Lift and drag forces on an inclined plow moving over a granular surface

TL;DR

This study combines experiments and simulations to analyze the forces on an inclined plow over granular media, revealing a universal friction law and detailed stress and velocity field characteristics.

Contribution

It introduces a universal effective friction law for plow forces on granular surfaces, linking force proportionality to a moving wedge of grains and analyzing stress fields.

Findings

Lift and drag are proportional to the wedge weight.

Constants vary with the angle of attack, weakly with velocity.

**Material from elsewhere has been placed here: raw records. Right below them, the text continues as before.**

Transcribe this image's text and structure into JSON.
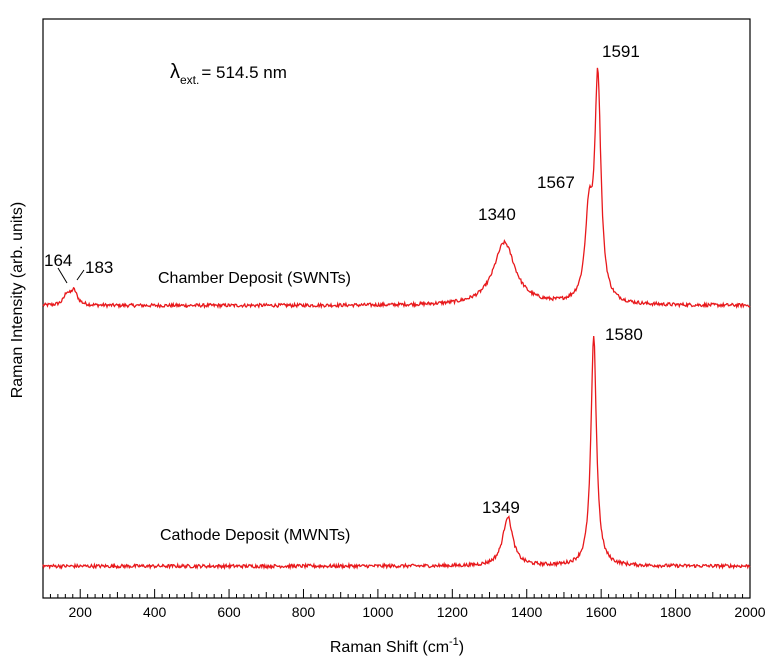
{
  "chart_data": {
    "type": "line",
    "xlabel_main": "Raman Shift (cm",
    "xlabel_sup": "-1",
    "xlabel_end": ")",
    "ylabel": "Raman Intensity (arb. units)",
    "xlim": [
      100,
      2000
    ],
    "ylim": [
      0,
      1
    ],
    "x_ticks": [
      200,
      400,
      600,
      800,
      1000,
      1200,
      1400,
      1600,
      1800,
      2000
    ],
    "x_tick_labels": [
      "200",
      "400",
      "600",
      "800",
      "1000",
      "1200",
      "1400",
      "1600",
      "1800",
      "2000"
    ],
    "y_tick_labels_shown": false,
    "grid": false,
    "line_color": "#e8191c",
    "excitation": {
      "symbol": "λ",
      "subscript": "ext.",
      "value": "= 514.5 nm"
    },
    "series": [
      {
        "name": "Chamber Deposit (SWNTs)",
        "baseline": 0.505,
        "noise": 0.003,
        "peaks": [
          {
            "x": 164,
            "height": 0.018,
            "width": 9
          },
          {
            "x": 183,
            "height": 0.025,
            "width": 11
          },
          {
            "x": 1340,
            "height": 0.108,
            "width": 35
          },
          {
            "x": 1567,
            "height": 0.14,
            "width": 12
          },
          {
            "x": 1591,
            "height": 0.38,
            "width": 10
          }
        ],
        "peak_labels": [
          "164",
          "183",
          "1340",
          "1567",
          "1591"
        ]
      },
      {
        "name": "Cathode Deposit (MWNTs)",
        "baseline": 0.055,
        "noise": 0.003,
        "peaks": [
          {
            "x": 1349,
            "height": 0.085,
            "width": 16
          },
          {
            "x": 1580,
            "height": 0.395,
            "width": 9
          }
        ],
        "peak_labels": [
          "1349",
          "1580"
        ]
      }
    ]
  }
}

Shear band exists under the wedge with non-hydrostatic pressure.

Abstract

We studied the drag and lift forces acting on an inclined plate while it is dragged on the surface of a granular media, both in experiment and numerical simulation. In particular, we investigated the influence of the horizontal velocity of the plate and its angle of attack. We show that a steady wedge of grains is moved in front of the plow and that the lift and drag forces are proportional to the weight of this wedge. These constants of proportionality vary with the angle of attack but not (or only weakly) on the velocity. We found a universal effective friction law which accounts for the dependence on all the above-mentioned parameters. The stress and velocity fields are calculated from the numerical simulations and show the existence of a shear band under the wedge and that the pressure is non-hydrostatic. The strongest gradients in stress and shear occur at the base of the plow where the dissipation rate is therefore highest.